Фокенберг. Хорошеет.
Кромвель (слабо улыбаясь). До каких же пор!
(Кивает головой Фокенбергу, который жмет руку Мильтону и Айртону и уходит.)
Айртон. Вы приказали призвать к вам вашего сына.
Кромвель. Да. Впустите его, Айртон. Я поговорю с ним наедине. (Мильтон собирает бумаги и хочет уйти.) Что ты, Джон? Брат, разве мы с тобой не одно? Разве есть тайны у меня от тебя?
(Входит Ричард. Останавливается.)
Кромвель. Ричард, я болен. Жить мне недолго. Слушай: когда умер твой старший брат, горе схватило меня клещами за сердце. Я так тосковал, что нельзя было жить, Я зарядил пистолет. Дик, и в последний раз открыл Евангелие, как имею привычку. И вот что прочел я: ‘Я могу совершить все помощью Христа, ибо он укрепляет меня’.

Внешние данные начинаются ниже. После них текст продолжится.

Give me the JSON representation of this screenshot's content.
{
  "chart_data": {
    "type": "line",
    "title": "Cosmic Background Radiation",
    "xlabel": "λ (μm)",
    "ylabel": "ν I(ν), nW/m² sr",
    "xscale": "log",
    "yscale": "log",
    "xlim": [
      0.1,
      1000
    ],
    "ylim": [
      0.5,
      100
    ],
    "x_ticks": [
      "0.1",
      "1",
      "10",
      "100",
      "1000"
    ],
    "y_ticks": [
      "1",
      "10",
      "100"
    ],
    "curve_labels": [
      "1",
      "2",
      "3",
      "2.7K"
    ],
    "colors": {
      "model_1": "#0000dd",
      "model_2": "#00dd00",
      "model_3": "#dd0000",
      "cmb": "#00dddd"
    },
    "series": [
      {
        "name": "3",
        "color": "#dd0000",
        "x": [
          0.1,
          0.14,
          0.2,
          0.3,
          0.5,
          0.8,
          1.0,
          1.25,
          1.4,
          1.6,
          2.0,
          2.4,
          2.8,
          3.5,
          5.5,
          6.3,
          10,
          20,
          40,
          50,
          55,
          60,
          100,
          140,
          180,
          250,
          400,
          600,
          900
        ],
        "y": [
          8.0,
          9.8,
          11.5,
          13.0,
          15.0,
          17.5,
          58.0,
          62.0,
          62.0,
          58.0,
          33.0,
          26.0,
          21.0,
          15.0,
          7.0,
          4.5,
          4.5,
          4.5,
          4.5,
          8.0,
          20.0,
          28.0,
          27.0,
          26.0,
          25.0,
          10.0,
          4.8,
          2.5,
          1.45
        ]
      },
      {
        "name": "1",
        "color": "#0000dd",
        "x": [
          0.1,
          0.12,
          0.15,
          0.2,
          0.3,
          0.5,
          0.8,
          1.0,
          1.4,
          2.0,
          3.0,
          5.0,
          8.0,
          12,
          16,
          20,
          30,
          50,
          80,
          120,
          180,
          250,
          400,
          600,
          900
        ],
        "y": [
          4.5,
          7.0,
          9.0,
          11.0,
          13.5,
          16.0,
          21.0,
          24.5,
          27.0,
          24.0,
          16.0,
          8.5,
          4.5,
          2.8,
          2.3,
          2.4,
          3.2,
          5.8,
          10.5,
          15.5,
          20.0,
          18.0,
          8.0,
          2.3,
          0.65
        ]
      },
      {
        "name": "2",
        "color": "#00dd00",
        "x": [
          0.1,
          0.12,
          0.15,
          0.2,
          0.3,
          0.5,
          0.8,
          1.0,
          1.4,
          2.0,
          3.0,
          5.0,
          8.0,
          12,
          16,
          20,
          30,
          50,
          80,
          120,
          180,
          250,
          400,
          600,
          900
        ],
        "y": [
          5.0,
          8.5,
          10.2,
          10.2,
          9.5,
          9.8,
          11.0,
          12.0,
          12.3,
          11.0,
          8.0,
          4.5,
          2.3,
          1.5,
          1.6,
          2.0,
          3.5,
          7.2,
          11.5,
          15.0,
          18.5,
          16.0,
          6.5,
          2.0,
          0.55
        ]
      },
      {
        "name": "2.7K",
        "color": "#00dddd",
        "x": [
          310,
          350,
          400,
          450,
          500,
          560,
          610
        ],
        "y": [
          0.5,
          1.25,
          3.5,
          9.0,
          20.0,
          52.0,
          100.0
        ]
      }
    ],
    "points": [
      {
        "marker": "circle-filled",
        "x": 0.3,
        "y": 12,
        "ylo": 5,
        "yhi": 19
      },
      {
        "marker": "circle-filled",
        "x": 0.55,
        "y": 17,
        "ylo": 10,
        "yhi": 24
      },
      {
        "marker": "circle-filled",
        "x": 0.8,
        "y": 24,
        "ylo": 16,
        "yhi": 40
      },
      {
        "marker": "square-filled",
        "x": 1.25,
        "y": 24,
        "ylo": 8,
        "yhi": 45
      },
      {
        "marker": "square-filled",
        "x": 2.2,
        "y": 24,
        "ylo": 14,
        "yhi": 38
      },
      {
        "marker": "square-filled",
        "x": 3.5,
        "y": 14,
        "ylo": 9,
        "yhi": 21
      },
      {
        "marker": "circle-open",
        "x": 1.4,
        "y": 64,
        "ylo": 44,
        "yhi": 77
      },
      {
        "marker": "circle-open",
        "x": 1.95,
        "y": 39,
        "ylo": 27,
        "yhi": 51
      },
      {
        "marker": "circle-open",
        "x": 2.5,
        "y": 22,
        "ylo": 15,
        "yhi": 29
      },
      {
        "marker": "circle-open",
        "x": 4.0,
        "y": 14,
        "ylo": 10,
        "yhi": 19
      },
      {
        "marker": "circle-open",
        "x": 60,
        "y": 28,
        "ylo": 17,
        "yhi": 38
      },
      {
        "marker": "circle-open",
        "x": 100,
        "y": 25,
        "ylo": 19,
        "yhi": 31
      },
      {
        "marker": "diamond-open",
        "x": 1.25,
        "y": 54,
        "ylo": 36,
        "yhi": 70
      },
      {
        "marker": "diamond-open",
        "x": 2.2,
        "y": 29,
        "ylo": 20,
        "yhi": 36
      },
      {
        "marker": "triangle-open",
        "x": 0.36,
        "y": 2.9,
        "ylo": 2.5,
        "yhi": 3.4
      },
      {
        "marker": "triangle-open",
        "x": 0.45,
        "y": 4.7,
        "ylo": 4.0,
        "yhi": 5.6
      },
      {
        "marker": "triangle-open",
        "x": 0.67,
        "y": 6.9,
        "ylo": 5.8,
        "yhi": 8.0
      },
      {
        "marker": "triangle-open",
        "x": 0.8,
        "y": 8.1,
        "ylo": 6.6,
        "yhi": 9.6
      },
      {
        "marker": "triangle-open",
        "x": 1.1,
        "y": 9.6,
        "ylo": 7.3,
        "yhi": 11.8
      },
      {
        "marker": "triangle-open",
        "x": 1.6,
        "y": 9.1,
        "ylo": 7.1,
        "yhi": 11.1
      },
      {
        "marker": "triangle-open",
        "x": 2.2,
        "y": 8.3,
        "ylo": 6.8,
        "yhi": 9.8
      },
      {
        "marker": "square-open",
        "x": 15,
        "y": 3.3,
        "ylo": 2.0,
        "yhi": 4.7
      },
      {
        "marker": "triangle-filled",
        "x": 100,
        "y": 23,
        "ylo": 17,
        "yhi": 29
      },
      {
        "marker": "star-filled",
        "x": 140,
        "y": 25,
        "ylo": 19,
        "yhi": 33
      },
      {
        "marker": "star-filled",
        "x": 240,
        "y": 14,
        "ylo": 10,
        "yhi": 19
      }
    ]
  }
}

Это написано у апостола Павла в послании его к Филиппийцам, глава IV, стих. 13. Это — мои любимые слова, поэтому я произношу их редко. Христос помог мне тогда. Воистину эти слова спасли тогда меня, ибо смерть сына была кинжалом моему сердцу.
(Пауза.)
Теперь моя Бригитта умерла, моя дорогая, опора моя… умерла в тяжком страдании тела и странном для меня смятении духа, я все повторяю и повторяю эти слова: я могу совершить все, все, все помощью Христа… Я умер, как Оливер, но я должен жить, как Протектор. Человек рожден для общественного служения. Я делал много ошибок. И в молодости и позднее. Но вам нечего стыдиться отца, Дик. О, если бы ты понял, что время требует сознательности. Мне кажется, что я смею — поставить сыну в пример… Но можешь ли ты?
Ричард. Отец, я со слезами слушаю то, что вы говорите. Я смотрю на седую вашу голову… и мне стыдно… Я постараюсь исправиться, отец… Но смешно, смешно и грешно говорить, что я могу подражать вам. Я — негодный отпрыск. После вас некому продолжать дело. Я слаб.

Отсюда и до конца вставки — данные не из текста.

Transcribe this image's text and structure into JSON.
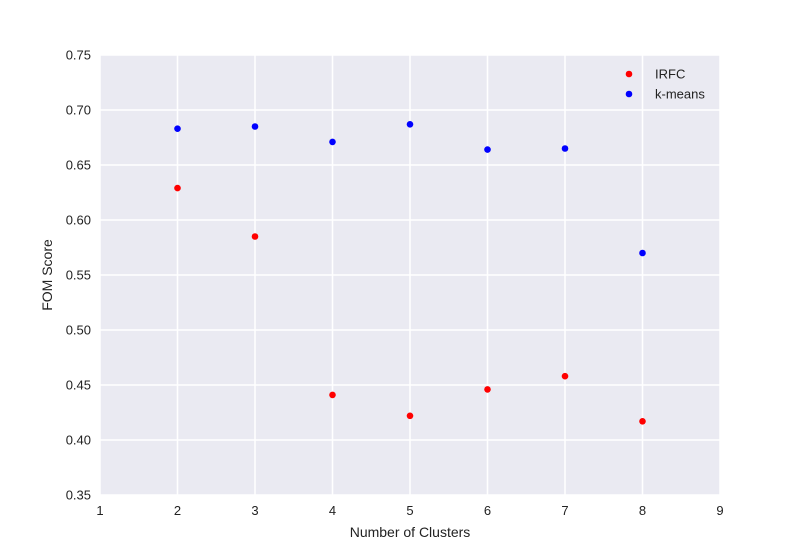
{
  "chart_data": {
    "type": "scatter",
    "xlabel": "Number of Clusters",
    "ylabel": "FOM Score",
    "xlim": [
      1,
      9
    ],
    "ylim": [
      0.35,
      0.75
    ],
    "xticks": [
      "1",
      "2",
      "3",
      "4",
      "5",
      "6",
      "7",
      "8",
      "9"
    ],
    "yticks": [
      "0.35",
      "0.40",
      "0.45",
      "0.50",
      "0.55",
      "0.60",
      "0.65",
      "0.70",
      "0.75"
    ],
    "grid": true,
    "background": "#eaeaf2",
    "legend_position": "top-right",
    "series": [
      {
        "name": "IRFC",
        "color": "#ff0000",
        "x": [
          2,
          3,
          4,
          5,
          6,
          7,
          8
        ],
        "y": [
          0.629,
          0.585,
          0.441,
          0.422,
          0.446,
          0.458,
          0.417
        ]
      },
      {
        "name": "k-means",
        "color": "#0000ff",
        "x": [
          2,
          3,
          4,
          5,
          6,
          7,
          8
        ],
        "y": [
          0.683,
          0.685,
          0.671,
          0.687,
          0.664,
          0.665,
          0.57
        ]
      }
    ]
  }
}
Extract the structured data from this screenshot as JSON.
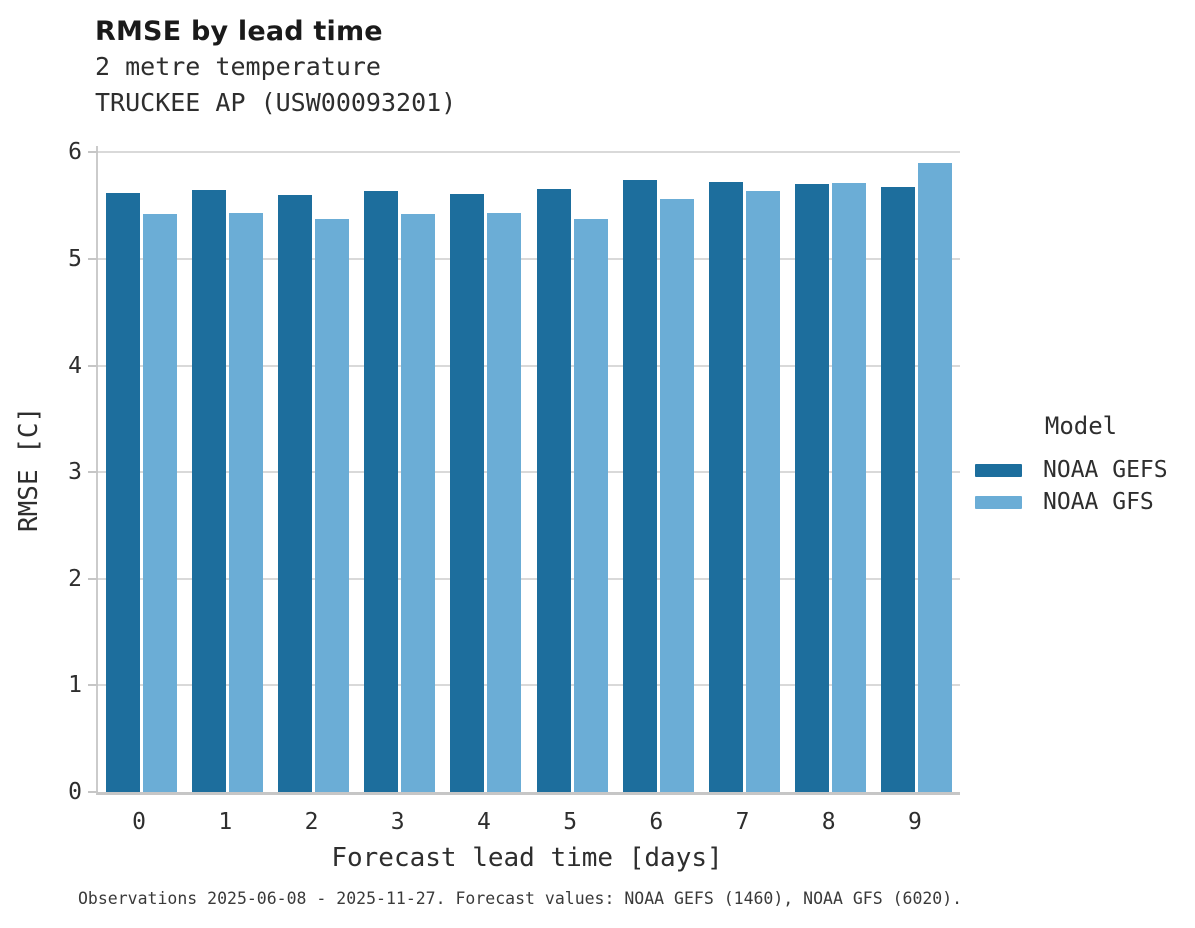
{
  "header": {
    "title": "RMSE by lead time",
    "subtitle1": "2 metre temperature",
    "subtitle2": "TRUCKEE AP (USW00093201)"
  },
  "chart_data": {
    "type": "bar",
    "title": "RMSE by lead time",
    "subtitle": [
      "2 metre temperature",
      "TRUCKEE AP (USW00093201)"
    ],
    "categories": [
      "0",
      "1",
      "2",
      "3",
      "4",
      "5",
      "6",
      "7",
      "8",
      "9"
    ],
    "series": [
      {
        "name": "NOAA GEFS",
        "color": "#1d6e9d",
        "values": [
          5.62,
          5.65,
          5.6,
          5.64,
          5.61,
          5.66,
          5.74,
          5.72,
          5.7,
          5.68
        ]
      },
      {
        "name": "NOAA GFS",
        "color": "#6badd6",
        "values": [
          5.42,
          5.43,
          5.38,
          5.42,
          5.43,
          5.38,
          5.56,
          5.64,
          5.71,
          5.9
        ]
      }
    ],
    "xlabel": "Forecast lead time [days]",
    "ylabel": "RMSE [C]",
    "ylim": [
      0,
      6
    ],
    "yticks": [
      0,
      1,
      2,
      3,
      4,
      5,
      6
    ],
    "grid": true,
    "legend_title": "Model",
    "legend_position": "right",
    "gridline_color": "#d9d9d9",
    "axis_color": "#c6c6c6"
  },
  "legend": {
    "title": "Model",
    "items": [
      {
        "label": "NOAA GEFS",
        "color": "#1d6e9d"
      },
      {
        "label": "NOAA GFS",
        "color": "#6badd6"
      }
    ]
  },
  "caption": "Observations 2025-06-08 - 2025-11-27. Forecast values: NOAA GEFS (1460), NOAA GFS (6020)."
}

Кромвель (ударяя кулаком по столу). Ты не смеешь быть слабым, не обесчестив нашей семьи! Ты постоянно ждал моей смерти, мечтал стать главой страны, чтобы осрамить ее развратным пиршеством похоти!

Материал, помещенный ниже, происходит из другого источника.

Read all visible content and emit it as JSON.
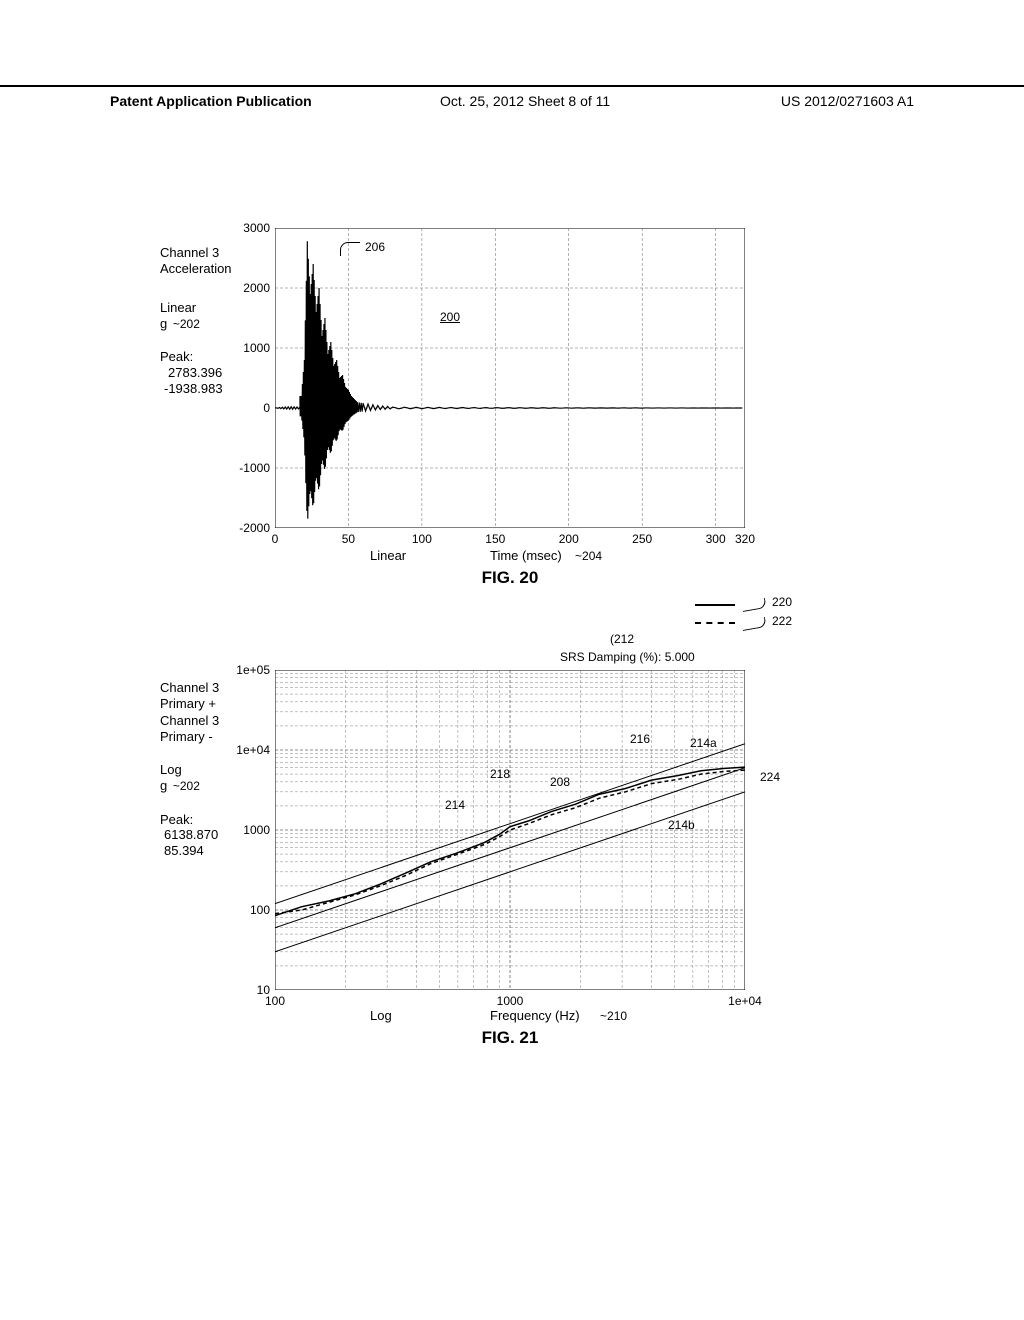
{
  "header": {
    "left": "Patent Application Publication",
    "center": "Oct. 25, 2012  Sheet 8 of 11",
    "right": "US 2012/0271603 A1"
  },
  "fig20": {
    "type": "line",
    "title": "FIG. 20",
    "side_labels": {
      "channel": "Channel  3\nAcceleration",
      "scale": "Linear",
      "unit": "g",
      "unit_callout": "202",
      "peak_title": "Peak:",
      "peak_pos": "2783.396",
      "peak_neg": "-1938.983"
    },
    "callouts": {
      "206": "206",
      "200": "200",
      "204": "204"
    },
    "x_axis": {
      "label": "Time (msec)",
      "scale_label": "Linear",
      "min": 0,
      "max": 320,
      "ticks": [
        0,
        50,
        100,
        150,
        200,
        250,
        300,
        320
      ]
    },
    "y_axis": {
      "min": -2000,
      "max": 3000,
      "ticks": [
        -2000,
        -1000,
        0,
        1000,
        2000,
        3000
      ]
    },
    "grid_color": "#666666",
    "line_color": "#000000",
    "background_color": "#ffffff",
    "waveform": {
      "burst_start_ms": 18,
      "burst_end_ms": 55,
      "envelope": [
        [
          18,
          200
        ],
        [
          20,
          800
        ],
        [
          22,
          2780
        ],
        [
          24,
          1900
        ],
        [
          26,
          2400
        ],
        [
          28,
          1600
        ],
        [
          30,
          2000
        ],
        [
          32,
          1200
        ],
        [
          34,
          1500
        ],
        [
          36,
          900
        ],
        [
          38,
          1100
        ],
        [
          40,
          700
        ],
        [
          42,
          800
        ],
        [
          44,
          500
        ],
        [
          46,
          550
        ],
        [
          48,
          350
        ],
        [
          50,
          300
        ],
        [
          52,
          200
        ],
        [
          54,
          150
        ],
        [
          56,
          100
        ],
        [
          60,
          80
        ],
        [
          70,
          40
        ],
        [
          80,
          20
        ]
      ]
    }
  },
  "fig21": {
    "type": "line-loglog",
    "title": "FIG. 21",
    "srs_label": "SRS Damping (%): 5.000",
    "srs_callout": "212",
    "side_labels": {
      "channel_a": "Channel  3\nPrimary +",
      "channel_b": "Channel  3\nPrimary -",
      "scale": "Log",
      "unit": "g",
      "unit_callout": "202",
      "peak_title": "Peak:",
      "peak_pos": "6138.870",
      "peak_neg": "85.394"
    },
    "callouts": {
      "216": "216",
      "214a": "214a",
      "218": "218",
      "208": "208",
      "214": "214",
      "224": "224",
      "214b": "214b",
      "220": "220",
      "222": "222",
      "210": "210"
    },
    "x_axis": {
      "label": "Frequency (Hz)",
      "scale_label": "Log",
      "min": 100,
      "max": 10000,
      "ticks": [
        100,
        1000,
        10000
      ],
      "tick_labels": [
        "100",
        "1000",
        "1e+04"
      ]
    },
    "y_axis": {
      "min": 10,
      "max": 100000,
      "ticks": [
        10,
        100,
        1000,
        10000,
        100000
      ],
      "tick_labels": [
        "10",
        "100",
        "1000",
        "1e+04",
        "1e+05"
      ]
    },
    "grid_color": "#666666",
    "line_solid_color": "#000000",
    "line_dashed_color": "#000000",
    "background_color": "#ffffff",
    "legend": {
      "solid": "220",
      "dashed": "222"
    },
    "tolerance_upper": [
      [
        100,
        120
      ],
      [
        10000,
        12000
      ]
    ],
    "tolerance_nominal": [
      [
        100,
        60
      ],
      [
        10000,
        6000
      ]
    ],
    "tolerance_lower": [
      [
        100,
        30
      ],
      [
        10000,
        3000
      ]
    ],
    "srs_primary_plus": [
      [
        100,
        85
      ],
      [
        130,
        110
      ],
      [
        170,
        130
      ],
      [
        220,
        160
      ],
      [
        280,
        210
      ],
      [
        360,
        290
      ],
      [
        460,
        400
      ],
      [
        600,
        520
      ],
      [
        780,
        700
      ],
      [
        900,
        880
      ],
      [
        1000,
        1100
      ],
      [
        1200,
        1300
      ],
      [
        1500,
        1700
      ],
      [
        1900,
        2100
      ],
      [
        2400,
        2800
      ],
      [
        3100,
        3300
      ],
      [
        4000,
        4200
      ],
      [
        5200,
        4800
      ],
      [
        6500,
        5500
      ],
      [
        8200,
        5900
      ],
      [
        10000,
        6100
      ]
    ],
    "srs_primary_minus": [
      [
        100,
        90
      ],
      [
        130,
        100
      ],
      [
        170,
        125
      ],
      [
        220,
        155
      ],
      [
        280,
        200
      ],
      [
        360,
        270
      ],
      [
        460,
        380
      ],
      [
        600,
        500
      ],
      [
        780,
        660
      ],
      [
        900,
        820
      ],
      [
        1000,
        1000
      ],
      [
        1200,
        1200
      ],
      [
        1500,
        1550
      ],
      [
        1900,
        1900
      ],
      [
        2400,
        2500
      ],
      [
        3100,
        3000
      ],
      [
        4000,
        3800
      ],
      [
        5200,
        4300
      ],
      [
        6500,
        5000
      ],
      [
        8200,
        5400
      ],
      [
        10000,
        5600
      ]
    ]
  }
}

Ричард. Отец, не могу же я обещать вам быть великим?.. Я обещаю вам… быть пристойным.
Кромвель (помолчав). Уйди… (Дик кланяется и уходит.) Это — пустое место. Однако он по-своему честный парень. Он по-своему честный парень, Джон, и говорит то, что думает и чувствует. Может быть, Айртон возьмет на себя дело? Как ты думаешь, Джон?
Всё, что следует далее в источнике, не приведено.